A White House official said the tour mostly involves federal officials in regional offices meeting with municipal leaders, with Washington-based staff traveling only infrequently.
LaHood disagreed with suggestions that the airport warnings amounted to scare tactics. He said the vast majority of the FAA’s 47,000 employees would probably be furloughed one day in each two-week pay period until the end of the fiscal year in September.
More than 100 air traffic control towers could be closed, including two in Virginia — Manassas and Lynchburg regional airports — and five in Maryland, including Frederick Municipal Airport.
Also on the list: Southern Wisconsin Regional Airport in Janesville — home of Rep. Paul Ryan (R), chairman of the House Budget Committee and a champion of spending cuts. Overnight shifts at more than 60 towers across the country could also be eliminated.
“If we can’t get on the plane within 30, 40, 50 minutes after going through, you know what happens?” LaHood said. “They start calling their member of Congress.”
Roger Dow, president and chief executive of the U.S. Travel Association, said the threat of long security lines and flight delays could make travel “the face” of the sequester cuts.
The association has launched a mobile messaging campaign, urging travelers to text the word “DELAYED” to 877-877. In response, they will be connected with their local member of Congress.
“There is absolutely no excuse for travelers in one of the world’s most advanced nations to suffer through a travel process that wastes their precious time and resources,” Dow said.
At the White House, Democratic governors who met with Obama ahead of this weekend’s National Governors Association conference decried the impact of the sequester on their states, saying federal funding cuts will affect the National Guard, firefighters, police and teachers.

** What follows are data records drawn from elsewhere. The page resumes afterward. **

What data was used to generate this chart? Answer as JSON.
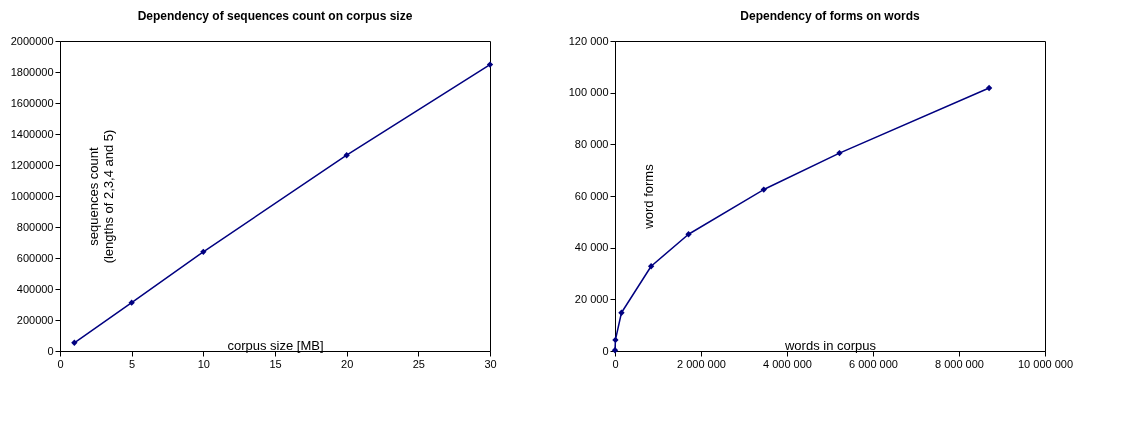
{
  "chart_data": [
    {
      "type": "line",
      "title": "Dependency of sequences count on corpus size",
      "xlabel": "corpus size [MB]",
      "ylabel": "sequences count\n(lengths of  2,3,4 and 5)",
      "x": [
        1,
        5,
        10,
        20,
        30
      ],
      "series": [
        {
          "color": "#000080",
          "values": [
            53000,
            312000,
            640000,
            1263000,
            1848000
          ]
        }
      ],
      "xlim": [
        0,
        30
      ],
      "xticks": [
        0,
        5,
        10,
        15,
        20,
        25,
        30
      ],
      "ylim": [
        0,
        2000000
      ],
      "yticks": [
        0,
        200000,
        400000,
        600000,
        800000,
        1000000,
        1200000,
        1400000,
        1600000,
        1800000,
        2000000
      ],
      "marker": "diamond",
      "line_style": "solid",
      "grid": false,
      "legend": false
    },
    {
      "type": "line",
      "title": "Dependency of forms on words",
      "xlabel": "words in corpus",
      "ylabel": "word forms",
      "x": [
        0,
        10000,
        150000,
        840000,
        1710000,
        3460000,
        5220000,
        8700000
      ],
      "series": [
        {
          "color": "#000080",
          "values": [
            300,
            4300,
            14800,
            32800,
            45200,
            62500,
            76600,
            101800
          ]
        }
      ],
      "xlim": [
        0,
        10000000
      ],
      "xticks": [
        0,
        {
          "value": 2000000,
          "label": "2 000 000"
        },
        {
          "value": 4000000,
          "label": "4 000 000"
        },
        {
          "value": 6000000,
          "label": "6 000 000"
        },
        {
          "value": 8000000,
          "label": "8 000 000"
        },
        {
          "value": 10000000,
          "label": "10 000 000"
        }
      ],
      "ylim": [
        0,
        120000
      ],
      "yticks": [
        0,
        {
          "value": 20000,
          "label": "20 000"
        },
        {
          "value": 40000,
          "label": "40 000"
        },
        {
          "value": 60000,
          "label": "60 000"
        },
        {
          "value": 80000,
          "label": "80 000"
        },
        {
          "value": 100000,
          "label": "100 000"
        },
        {
          "value": 120000,
          "label": "120 000"
        }
      ],
      "marker": "diamond",
      "line_style": "solid",
      "grid": false,
      "legend": false
    }
  ]
}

“This is another kick in the teeth by Republicans to the middle class of America,” said Connecticut Gov. Dan Malloy (D).
Travelers will also probably face delays getting through airport security, officials said. Homeland Security Secretary Janet Napolitano
has said the cuts would force the Transportation Security Administration to initiate a hiring freeze for all transportation security officer positions in March, eliminate overtime and furlough its 50,000 officers for up to seven days.
“Sequester will cripple air transportation, causing ripple effects across the economy and costing us jobs we can’t afford to lose,” said Sen. Barbara A. Mikulski (D-Md.). “These are real impacts in real communities with real consequences.”
Airlines are preparing for possible disruptions in their schedules. Airlines for America, a trade group for the nation’s leading airlines, said it will meet with the FAA and member airlines to plan for potential cutbacks.
Though LaHood said he hoped his roots in the GOP would help persuade the two parties to reach a compromise, much of Washington appeared to be bracing for the worst.
Asked if he still thought there was time to reach a deal, Obama replied, “Hope springs eternal.”
Luz Lazo contributed to this report.